TTT-Discover is a unique instantiation of test-time training, distinguished from related approaches by its objective and methodology:
- TTT on Nearest Neighbors: This approach fine-tunes a model on similar examples from a pre-existing training set before making a prediction on a test instance. TTT-Discover, in contrast, learns from data generated from the test problem itself.
- TTT for Novel Instances (Self-Supervision): This method generates new training data from an unlabeled test instance for an auxiliary task (e.g., masked reconstruction) to improve generalization. TTT-Discover directly optimizes for the primary task reward.
- Concurrent Work (MiGrATe & ThetaEvolve): These recent works share the high-level idea of using reinforcement learning at test time. TTT-Discover's superior empirical performance can be attributed to its specialized components: the entropic objective, which prioritizes maximum reward, and the PUCT-based reuse heuristic, which effectively balances exploration and exploitation for discovery tasks.
- One Example RL: This paradigm aims to train a policy on a single training example that generalizes well to other problems in the same dataset. TTT-Discover's goal is fundamentally different: it trains on the test problem itself with the sole objective of solving that specific problem, not generalization.
- RL on the Test Set (TTRL): TTRL trains a model on an entire test set of problems to improve average performance across the set. TTT-Discover trains on a single test problem to find one exceptional solution, prioritizing maximum reward over average performance.
By uniquely combining these concepts, TTT-Discover carves out a new niche tailored specifically for AI-driven scientific and algorithmic discovery.
7.0 Conclusion and Future Directions
Test-Time Training to Discover (TTT-Discover) is a novel methodology that redefines AI's role in scientific discovery by enabling models to learn from experience on a single problem at test time. Its core innovation is applying a specialized form of reinforcement learning—combining an entropic objective that favors maximum rewards with a PUCT-inspired reuse heuristic—to empower an AI agent to adapt, explore, and generate novel solutions in a manner that overcomes the limitations of static, search-based approaches.
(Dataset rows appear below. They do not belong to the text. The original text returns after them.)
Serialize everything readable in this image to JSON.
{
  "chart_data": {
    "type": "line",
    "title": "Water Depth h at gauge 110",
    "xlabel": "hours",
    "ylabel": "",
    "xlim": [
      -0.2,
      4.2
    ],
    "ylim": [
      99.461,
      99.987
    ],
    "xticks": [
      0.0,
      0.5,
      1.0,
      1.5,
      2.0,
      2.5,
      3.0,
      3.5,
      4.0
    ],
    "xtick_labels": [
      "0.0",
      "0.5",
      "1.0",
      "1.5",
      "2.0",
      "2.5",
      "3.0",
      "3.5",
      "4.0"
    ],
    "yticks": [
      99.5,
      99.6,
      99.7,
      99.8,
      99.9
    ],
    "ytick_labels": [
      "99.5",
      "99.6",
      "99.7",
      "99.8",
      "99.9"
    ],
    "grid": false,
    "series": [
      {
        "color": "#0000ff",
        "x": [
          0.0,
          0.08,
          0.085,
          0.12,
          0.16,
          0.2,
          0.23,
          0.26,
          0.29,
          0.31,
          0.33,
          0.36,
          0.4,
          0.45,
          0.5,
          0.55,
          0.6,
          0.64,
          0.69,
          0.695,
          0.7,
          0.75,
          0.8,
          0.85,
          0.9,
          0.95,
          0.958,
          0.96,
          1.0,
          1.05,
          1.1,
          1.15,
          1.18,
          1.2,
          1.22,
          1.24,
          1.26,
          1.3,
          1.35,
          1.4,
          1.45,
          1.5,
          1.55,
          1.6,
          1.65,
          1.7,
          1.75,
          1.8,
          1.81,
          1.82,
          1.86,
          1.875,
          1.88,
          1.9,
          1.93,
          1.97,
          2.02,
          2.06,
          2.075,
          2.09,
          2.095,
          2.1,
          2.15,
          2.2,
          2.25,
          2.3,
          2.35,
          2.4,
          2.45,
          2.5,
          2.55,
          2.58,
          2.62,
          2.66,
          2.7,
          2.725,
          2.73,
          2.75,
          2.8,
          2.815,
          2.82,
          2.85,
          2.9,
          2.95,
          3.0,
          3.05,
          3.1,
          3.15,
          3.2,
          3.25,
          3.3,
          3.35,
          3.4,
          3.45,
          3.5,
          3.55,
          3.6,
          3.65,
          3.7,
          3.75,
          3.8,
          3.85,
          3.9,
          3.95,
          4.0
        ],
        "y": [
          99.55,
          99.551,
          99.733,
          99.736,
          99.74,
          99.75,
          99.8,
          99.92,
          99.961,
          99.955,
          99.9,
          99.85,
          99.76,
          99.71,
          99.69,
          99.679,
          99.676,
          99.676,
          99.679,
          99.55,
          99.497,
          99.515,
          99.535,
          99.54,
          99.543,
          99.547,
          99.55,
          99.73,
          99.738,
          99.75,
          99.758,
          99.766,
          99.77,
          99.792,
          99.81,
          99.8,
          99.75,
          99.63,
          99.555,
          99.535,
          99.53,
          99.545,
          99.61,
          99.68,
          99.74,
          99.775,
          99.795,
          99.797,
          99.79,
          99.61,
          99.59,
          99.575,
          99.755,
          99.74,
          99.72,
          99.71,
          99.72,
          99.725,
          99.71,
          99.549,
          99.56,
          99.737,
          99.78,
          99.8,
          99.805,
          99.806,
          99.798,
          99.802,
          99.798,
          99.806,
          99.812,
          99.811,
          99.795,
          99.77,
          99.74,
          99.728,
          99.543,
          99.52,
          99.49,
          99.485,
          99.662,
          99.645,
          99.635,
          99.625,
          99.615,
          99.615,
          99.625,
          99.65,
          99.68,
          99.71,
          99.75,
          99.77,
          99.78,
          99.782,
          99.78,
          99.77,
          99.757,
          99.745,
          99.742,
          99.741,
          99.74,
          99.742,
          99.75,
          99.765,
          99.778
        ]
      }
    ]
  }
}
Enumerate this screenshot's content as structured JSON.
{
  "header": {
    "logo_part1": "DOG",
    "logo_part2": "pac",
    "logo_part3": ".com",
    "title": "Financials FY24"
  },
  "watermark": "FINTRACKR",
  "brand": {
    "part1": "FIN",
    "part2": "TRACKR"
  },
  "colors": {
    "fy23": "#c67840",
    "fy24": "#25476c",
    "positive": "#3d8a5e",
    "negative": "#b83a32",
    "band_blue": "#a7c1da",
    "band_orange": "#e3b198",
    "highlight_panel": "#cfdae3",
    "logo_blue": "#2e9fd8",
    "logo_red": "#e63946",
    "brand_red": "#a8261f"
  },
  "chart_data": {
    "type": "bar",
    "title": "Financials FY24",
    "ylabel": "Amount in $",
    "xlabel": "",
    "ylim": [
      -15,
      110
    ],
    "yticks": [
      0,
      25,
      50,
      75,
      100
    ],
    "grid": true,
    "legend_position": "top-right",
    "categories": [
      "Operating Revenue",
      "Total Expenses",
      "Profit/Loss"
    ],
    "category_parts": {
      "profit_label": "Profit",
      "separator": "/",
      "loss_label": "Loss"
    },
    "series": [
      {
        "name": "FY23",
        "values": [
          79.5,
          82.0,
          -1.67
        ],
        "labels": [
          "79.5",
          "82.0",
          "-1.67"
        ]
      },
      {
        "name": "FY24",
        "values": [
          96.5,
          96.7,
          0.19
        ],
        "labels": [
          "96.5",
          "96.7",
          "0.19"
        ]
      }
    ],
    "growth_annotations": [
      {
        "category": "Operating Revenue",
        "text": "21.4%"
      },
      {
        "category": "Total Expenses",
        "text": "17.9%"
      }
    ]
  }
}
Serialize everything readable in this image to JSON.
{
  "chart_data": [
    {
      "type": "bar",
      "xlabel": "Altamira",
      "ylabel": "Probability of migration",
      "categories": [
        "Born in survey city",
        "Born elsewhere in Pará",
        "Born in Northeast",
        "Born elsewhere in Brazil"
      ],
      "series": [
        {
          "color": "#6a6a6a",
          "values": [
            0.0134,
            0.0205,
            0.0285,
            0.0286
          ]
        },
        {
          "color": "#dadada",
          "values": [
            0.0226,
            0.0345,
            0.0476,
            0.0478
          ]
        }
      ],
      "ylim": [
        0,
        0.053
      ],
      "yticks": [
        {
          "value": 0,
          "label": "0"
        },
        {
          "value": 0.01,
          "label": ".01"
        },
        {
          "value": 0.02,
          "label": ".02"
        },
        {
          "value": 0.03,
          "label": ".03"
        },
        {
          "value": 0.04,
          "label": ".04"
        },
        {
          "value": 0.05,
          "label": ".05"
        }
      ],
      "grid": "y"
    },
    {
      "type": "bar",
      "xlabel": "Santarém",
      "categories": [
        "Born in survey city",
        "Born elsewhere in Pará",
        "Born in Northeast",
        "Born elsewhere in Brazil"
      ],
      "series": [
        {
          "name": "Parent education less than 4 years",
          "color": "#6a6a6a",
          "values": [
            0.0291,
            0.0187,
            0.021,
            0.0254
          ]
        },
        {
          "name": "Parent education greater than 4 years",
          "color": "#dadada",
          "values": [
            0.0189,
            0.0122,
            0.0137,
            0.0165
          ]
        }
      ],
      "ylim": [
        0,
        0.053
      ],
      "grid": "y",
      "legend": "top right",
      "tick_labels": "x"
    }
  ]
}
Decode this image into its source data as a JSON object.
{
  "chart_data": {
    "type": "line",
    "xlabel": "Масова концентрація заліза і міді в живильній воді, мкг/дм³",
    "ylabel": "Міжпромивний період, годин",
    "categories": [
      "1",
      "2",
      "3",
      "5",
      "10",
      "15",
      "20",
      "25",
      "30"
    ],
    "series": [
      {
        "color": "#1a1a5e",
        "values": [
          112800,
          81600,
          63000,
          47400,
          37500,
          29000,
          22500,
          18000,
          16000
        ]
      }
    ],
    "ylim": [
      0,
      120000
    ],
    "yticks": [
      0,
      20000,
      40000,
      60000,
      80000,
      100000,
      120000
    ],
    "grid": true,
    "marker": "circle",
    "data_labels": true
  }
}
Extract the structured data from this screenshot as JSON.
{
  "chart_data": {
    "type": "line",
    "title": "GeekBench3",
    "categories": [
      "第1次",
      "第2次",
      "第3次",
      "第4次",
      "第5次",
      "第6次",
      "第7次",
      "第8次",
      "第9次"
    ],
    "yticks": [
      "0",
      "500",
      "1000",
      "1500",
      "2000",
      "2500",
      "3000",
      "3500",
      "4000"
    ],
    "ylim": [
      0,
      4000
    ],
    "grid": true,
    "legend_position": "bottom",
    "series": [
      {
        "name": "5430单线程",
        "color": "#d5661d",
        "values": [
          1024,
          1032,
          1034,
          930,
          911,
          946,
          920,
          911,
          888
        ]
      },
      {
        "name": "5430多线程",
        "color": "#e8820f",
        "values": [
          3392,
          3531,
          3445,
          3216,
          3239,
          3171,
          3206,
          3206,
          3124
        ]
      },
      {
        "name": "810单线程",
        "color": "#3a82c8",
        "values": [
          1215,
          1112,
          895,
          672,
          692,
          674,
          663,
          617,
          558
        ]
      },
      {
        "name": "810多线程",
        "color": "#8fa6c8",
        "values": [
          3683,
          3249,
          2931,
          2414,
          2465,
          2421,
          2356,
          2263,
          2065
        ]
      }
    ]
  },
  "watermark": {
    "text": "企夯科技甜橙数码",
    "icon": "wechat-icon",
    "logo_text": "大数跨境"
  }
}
The empirical evidence presented is both broad and compelling. TTT-Discover has set new state-of-the-art benchmarks across four diverse and challenging domains—mathematics, GPU kernel engineering, algorithm design, and single-cell analysis. These results, achieved with a reproducible, open model, demonstrate a powerful and generalizable approach to tackling complex scientific and engineering problems. The discovered solutions, validated by human experts, are not just incremental improvements but often represent new and more complex strategies.
The most important direction for future work is to extend this methodology beyond its current scope. The present form of TTT-Discover relies on problems with continuous, verifiable rewards. A crucial next step will be to adapt these principles to problems with sparse or binary rewards (where feedback is simply success or failure) and to non-verifiable domains where the quality of a solution cannot be easily quantified. Success in these areas would unlock the potential for AI-driven discovery in an even wider range of scientific frontiers.